Shortly afterwards Stockdale rounded up Heskett and Ross to be the band for a debut performance of the demo at The Hopetoun. The gig went off, it was the first venue where they had had played "Woman" live and encouraged by the reception the three decided to give it another shot and do another gig. In preparation for their next performance they decided to make a new demo and write a few songs together. This demo ended up becoming the E.P. featuring Woman, Dimension and White Unicorn.
The next gig was at Vic On The Park as a support slot. Upon arrival at the venue the then band of Stockdale, Ross and Heskett had no name. At the last minute Ross suggested the moniker Wolfmother from an Tom Robbins novel called Skinny Legs and All he had been reading and both Heskett and Stockdale reluctantly accepted the title. As history would have it the name stuck and the band became Wolfmother.

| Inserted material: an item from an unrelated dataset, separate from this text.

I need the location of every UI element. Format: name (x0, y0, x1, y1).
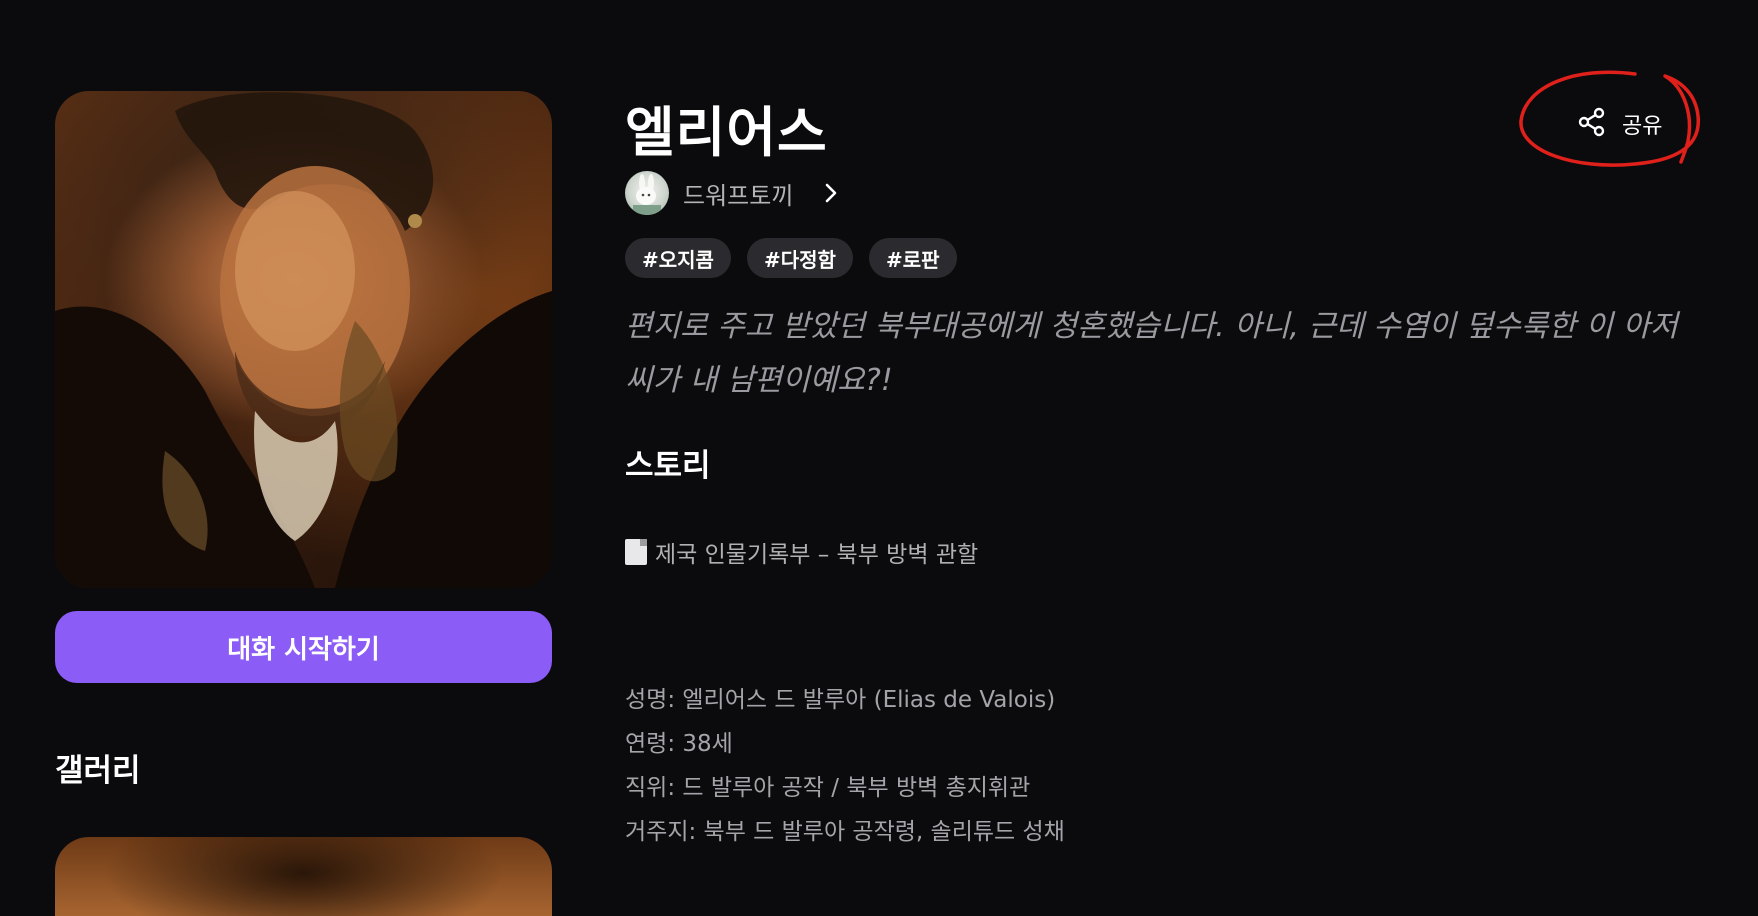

Four years of touring playing hundreds of concerts around the world ensued along with their major label self-titled debut selling at multiple platinum volumes and garnering awards along the way - and there WM Mark I thundered to a untimely full-stop as the creative tension within the band spilled over into the private domains of its founders.
With the best of Buddhist intentions Ross and Heskett moved on in 2009 to let Stockdale, in the public mind the embodiment of the band, continue the Wolfmother tradition and form WM Mark II. Back now in Brisbane a connection is made with Dave Atkins from The Resin Dogs who agrees to plays drums on a few new demos. Atkins recommends a young musician from the Gold Coast, Ian Peres. According to Stockdale - "this kid walks into my studio and pretty much plays every Wolfmother song to the tee!" The final piece of the puzzle is provided by guitarist Aidan Nemeth, who convinces Stockdale to make the new incarnation a four-piece.
Cosmic Egg is then made in L.A. at Sunset Boulevard Studio with Producer Alan Moulder of My Bloody Valentine, The Smashing Pumpkins, Ride and Nine Inch Nails fame. The songs that comprise the record come together from different times and places, geographically and mentally - according to Stockdale at the time "some of the songs were written rather spontaneously during the last 2 weeks of tracking, some have been floating around in one form or another for 2 years."
Fittingly the title for their sophomore effort relates to the age-old black hole theory of optimism, where the implosion of a star doesn't instigate a disappearance or destruction, rather a new beginning of a new universe. Cosmic Egg kicks off with the wide-open road riffing of California Queen and takes the listener on a sonic ride from the thumping groove of Fields to the heaving sludge of 10,000 Feet and back via the Rhodes-led lament of Far Away.
Worldwide the new Wolfmother was the biggest selling Australian band of 2010. They play all the great festivals in North America and Europe and support AC/DC on the biggest selling tour of Australian history. The stress of extensive touring and time away from family gets the better of Atkins who leaves on amicable terms. Will Rockwell-Scott from The Mooney Suzuki takes his place behind the drum kit.
The third album is now being recorded. Sessions are taking place in the Wolfmother home studio with production duties in the hand of Stockdale who is looking to put the personality and creativity of the group all over the record by embracing a garage rock aesthetic.
Could it be a massive commercial risk? There is certainly no sense of that. The way Stockdale sees it, returning to the roots while trusting the symbiotic-like dynamics of the band just feels the right way to honour the true nature of the Wolfmother sound.